Nel 2008 si è affacciato l'allarme dell'attenzione parziale continuativa: il bombardamento d'informazione, il formato-flash di notizie e comunicati, e le costanti intrusioni di tutti i servizi di messaggeria informativa provocano continue interruzioni durante il lavoro e le attività quotidiane delle persone, scatenando sentimenti di frustrazione, nervosismo, stress e mancanza di elasticità.

L'anno dopo, arrivarono i primi studi su come l'esposizione al monitor del computer faccia funzionare il cervello alla stregua di quello di un bambino, attratto da strani rumorini e lucine fantasmagoriche, anche se hai cinquant'anni, con la fame costante per la gratificazione immediata e con la noia facile.

Nel 2010, ricercatori inglesi hanno prima identificato soggetti affetti dalla cosiddetta internet addiction, poi hanno sottoposto gli stessi soggetti al BDI (Beck Depression Inventory), rilevando una più alta incidenza di tendenze depressive rispetto a soggetti non dipendenti da internet.

Nel 2011, dalla Virginia, uno studio sui bambini che amano i cartoni animati molto animati registra una frequenza maggiore di sbagli nelle performances e una generale tendenza a infrangere le regole, rispetto a bambini che passano più tempo tra natura, giochi all'aperto e attività di gruppo.

Infine, proprio quest'anno sono emersi forti dubbi sull'utilità di ebook readers e GPS: i primi in realtà pare abbiano abbassato la media statistica di libri letti e i secondi starebbero riducendo al lumicino la nostra capacità di mappare in maniera astratta il nostro ambiente.

Si levano voci moralizzanti, persone che vorrebbero una sorta di lista di controindicazioni sulle confezioni di computer, cellulari e altre diavolerie elettroniche, un po' come le scritte sui pacchetti di sigarette: attenzione, nuoce gravemente ai tuoi neuroni, oppure il net surfing uccide te e chi ti sta intorno.

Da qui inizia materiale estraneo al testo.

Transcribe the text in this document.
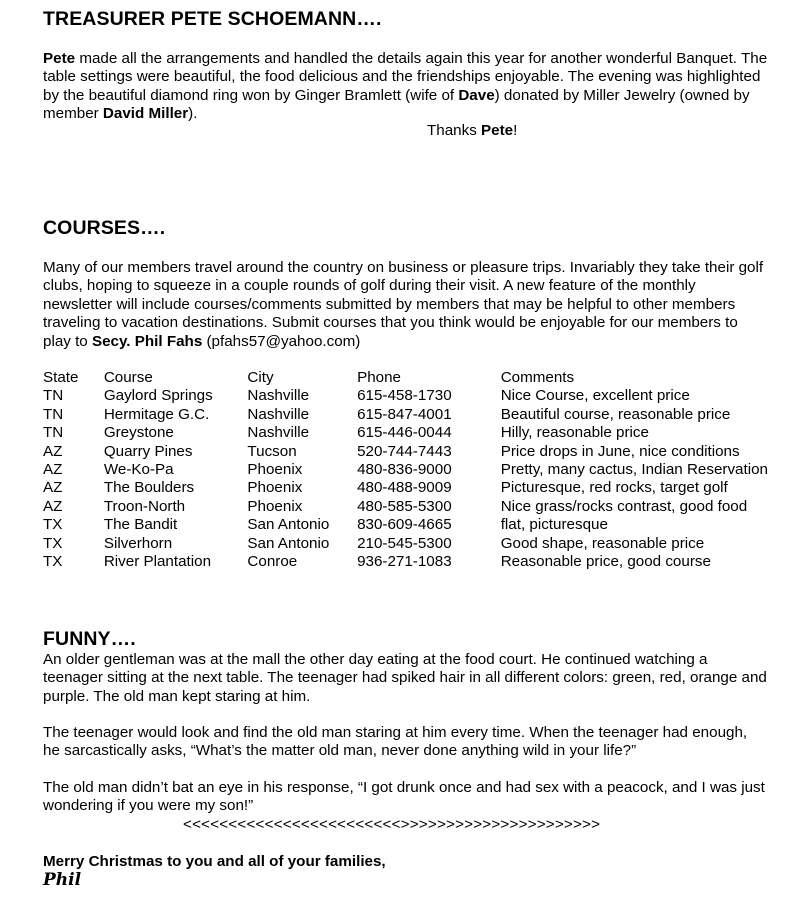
TREASURER PETE SCHOEMANN….

Pete made all the arrangements and handled the details again this year for another wonderful Banquet. The table settings were beautiful, the food delicious and the friendships enjoyable. The evening was highlighted by the beautiful diamond ring won by Ginger Bramlett (wife of Dave) donated by Miller Jewelry (owned by member David Miller).

Thanks Pete!
COURSES….

Many of our members travel around the country on business or pleasure trips. Invariably they take their golf clubs, hoping to squeeze in a couple rounds of golf during their visit. A new feature of the monthly newsletter will include courses/comments submitted by members that may be helpful to other members traveling to vacation destinations. Submit courses that you think would be enjoyable for our members to play to Secy. Phil Fahs (pfahs57@yahoo.com)

State	Course	City	Phone	Comments
TN	Gaylord Springs	Nashville	615-458-1730	Nice Course, excellent price
TN	Hermitage G.C.	Nashville	615-847-4001	Beautiful course, reasonable price
TN	Greystone	Nashville	615-446-0044	Hilly, reasonable price
AZ	Quarry Pines	Tucson	520-744-7443	Price drops in June, nice conditions
AZ	We-Ko-Pa	Phoenix	480-836-9000	Pretty, many cactus, Indian Reservation
AZ	The Boulders	Phoenix	480-488-9009	Picturesque, red rocks, target golf
AZ	Troon-North	Phoenix	480-585-5300	Nice grass/rocks contrast, good food
TX	The Bandit	San Antonio	830-609-4665	flat, picturesque
TX	Silverhorn	San Antonio	210-545-5300	Good shape, reasonable price
TX	River Plantation	Conroe	936-271-1083	Reasonable price, good course
FUNNY….

An older gentleman was at the mall the other day eating at the food court. He continued watching a teenager sitting at the next table. The teenager had spiked hair in all different colors: green, red, orange and purple. The old man kept staring at him.

The teenager would look and find the old man staring at him every time. When the teenager had enough, he sarcastically asks, “What’s the matter old man, never done anything wild in your life?”

The old man didn’t bat an eye in his response, “I got drunk once and had sex with a peacock, and I was just wondering if you were my son!”

<<<<<<<<<<<<<<<<<<<<<<<<>>>>>>>>>>>>>>>>>>>>>>
Merry Christmas to you and all of your families,
Phil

Sarebbe peggio del male che si vuole combattere.

Non è oscurando le nuove tecnologie che si risolve un passaggio storico così importante per l'umanità.

Telefoni, computer, tablet e quant'altro non sono un male in sé ma lo diventano se la nostra immersione incessante nella loro rete non viene adeguatamente bilanciata.

Sono in gioco la nostra capacità di prestare attenzione, di pensare con chiarezza, di essere creativi.

La nostra e soprattutto quella dei posteri.

Il tempo davanti ai display va alternato con altrettanto tempo davanti agli alberi, alle passeggiate, alle facce delle persone in carne e ossa, ai libri veri di carta, al pallone di cuoio e alla racchetta di carbonio.

Le informazioni non arrivano solo dal tg virtuale ma anche dai rumori della strada, dalla temperatura del vento, dalla conformazione delle nuvole o semplicemente dalla voce umana di qualcuno che ce le racconta da vicino.

Non un ritorno al primitivismo, a scapito di una evoluzione androide.

L'ideale è avere i pregi di entrambe le modalità e una mente ibrida, con un piede nel fango e un'antenna verso il cielo.

2 commenti:

  1. Sono d'accordo col tuo articolo.
    Effettivamente c'è, mi pare, un'evoluzione rapida, rapidissima, sul piano mentale, inteso come il mondo dell'informazione, del confronto "botta e risposta", dei giochini, dell'entertainment.
    Altro discorso è lo sviluppo della creatività, della comprensione profonda.
    Della parte, superiore, del Pensiero.
    E' chiaro, mi sembra, che ci troviamo di fronte a un'evoluzione dell'uomo.
    Però, probabilmente, dobbiamo fare attenzione a non perdere il contatto col "fisico" e con le emozioni che è in grado di riservare.
    Il corpo, insomma, non va abbandonato.
    Tu che dici?
    ;)

    RispondiElimina
    Risposte
    1. Non posso che ribadire quanto già detto nel post: evolvere senza perdere nulla di quanto già acquisito.